Cardiome Announces Filing of Prospectus Supplements_backup
VANCOUVER, March 7, 2016 – Cardiome Pharma Corp. (NASDAQ: CRME / TSX: COM) (“Cardiome” or the “Company“) today announced that it has filed a new prospectus supplement (the “LPC Prospectus Supplement“) pertaining to sales under the previously-announced Purchase Agreement dated January 12, 2016 (the “Purchase Agreement“) with Lincoln Park Capital Fund, LLC (“LPC“) and a new prospectus supplement (the “ATM Prospectus Supplement“) pertaining to sales under the previously-announced At Market Sales Issuance Agreement dated February 18, 2014 (the “Sales Agreement“) with MLV & Co. LLC (“MLV“) with securities regulatory authorities in Canada, other than Québec, and in the United States with respect to its Canadian final base shelf prospectus and its U.S. final base shelf prospectus filed under a registration statement on Form F-10, each dated March 1, 2016 (together, the “Base Shelf Prospectuses“)
The LPC Prospectus Supplement and the ATM Prospectus Supplement are being filed as a result of the recent filing of the Base Shelf Prospectuses.

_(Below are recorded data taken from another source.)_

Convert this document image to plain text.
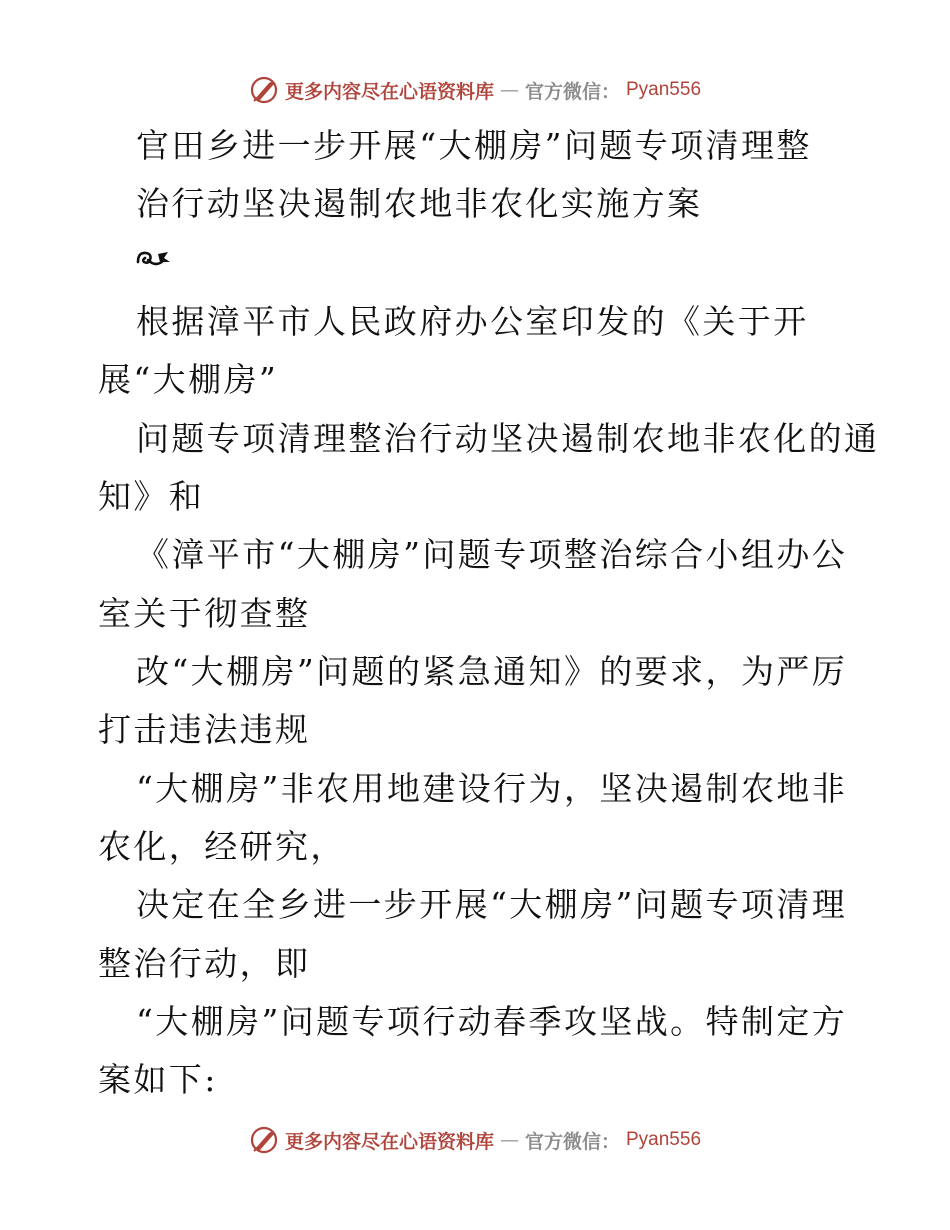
更多内容尽在心语资料库 — 官方微信： Pyan556
官田乡进一步开展“大棚房”问题专项清理整
治行动坚决遏制农地非农化实施方案
根据漳平市人民政府办公室印发的《关于开
展“大棚房”
问题专项清理整治行动坚决遏制农地非农化的通
知》和
《漳平市“大棚房”问题专项整治综合小组办公
室关于彻查整
改“大棚房”问题的紧急通知》的要求，为严厉
打击违法违规
“大棚房”非农用地建设行为，坚决遏制农地非
农化，经研究，
决定在全乡进一步开展“大棚房”问题专项清理
整治行动，即
“大棚房”问题专项行动春季攻坚战。特制定方
案如下:
更多内容尽在心语资料库 — 官方微信： Pyan556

The Company plans to use the net proceeds from the financings, if any, for general corporate purposes. Additional information regarding these transactions are available in the LPC Prospectus Supplement and ATM Prospectus Supplement. No offers or sales of any common shares will be made to any person resident in Canada or through the facilities of the Toronto Stock Exchange or any other Canadian stock exchange or quotation system pursuant to the LPC Prospectus Supplement or the ATM Prospectus Supplement.
Under the terms of the Purchase Agreement, at its sole discretion, Cardiome may sell up to an aggregate of US$20.0 million worth of its common shares, subject to a limit of US$6,900,000 under the LPC Prospectus Supplement, to LPC from time to time over the 24-month term of the Purchase Agreement, subject to the conditions and limitations set forth in the agreement. There are no upper limits to the price LPC may pay to purchase common shares from the Company and the purchase price of any common shares sold to LPC will be based on the then prevailing market prices of the common shares. Cardiome may terminate the Purchase Agreement at any time, at its sole discretion, without any monetary cost or penalty to the Company upon one business day’s written notice to LPC. Under the terms of the agreement, LPC will not cause or engage, in any manner whatsoever, any direct or indirect short selling or hedging of Cardiome’s common shares and is obligated to purchase Cardiome’s common shares at such times and in such amounts as determined by the Company in accordance with the terms and conditions of the Purchase Agreement. In consideration for entering into the agreement, Cardiome has issued common shares to LPC as a commitment fee.
Only as a result of the acquisition by FBR Capital Markets & Co. (“FBR”) of MLV, the Company has entered into an amended and restated Sales Agreement whereby the Company may sell common shares through both FBR and MLV as agents. Under the terms of the amended and restated Sales Agreement, the Company may from time to time sell, through “at-the-market” offerings with FBR and MLV as agents, such common shares as would have an aggregate offer price of up to US $30,000,000 subject to a limit of US$6,900,000 under the ATM Prospectus Supplement. FBR and MLV, at Cardiome’s discretion and instruction, will use their commercially reasonable efforts to sell the common shares at market prices from time to time. Cardiome has not sold shares through MLV since the third quarter of 2015.
This press release shall not constitute an offer to sell or a solicitation of an offer to buy, nor shall there be any sale of these common shares in any jurisdiction in which an offer, solicitation or sale would be unlawful prior to registration or qualifications under the securities laws of any such jurisdiction.
Copies of the ATM Prospectus Supplement and the MLV Prospectus Supplement may be obtained from Cardiome by submitting a request to Investor Relations at Cardiome’s address at 1441 Creekside Dr., 6th Floor, Vancouver, British Columbia, Canada, V6J 4S7.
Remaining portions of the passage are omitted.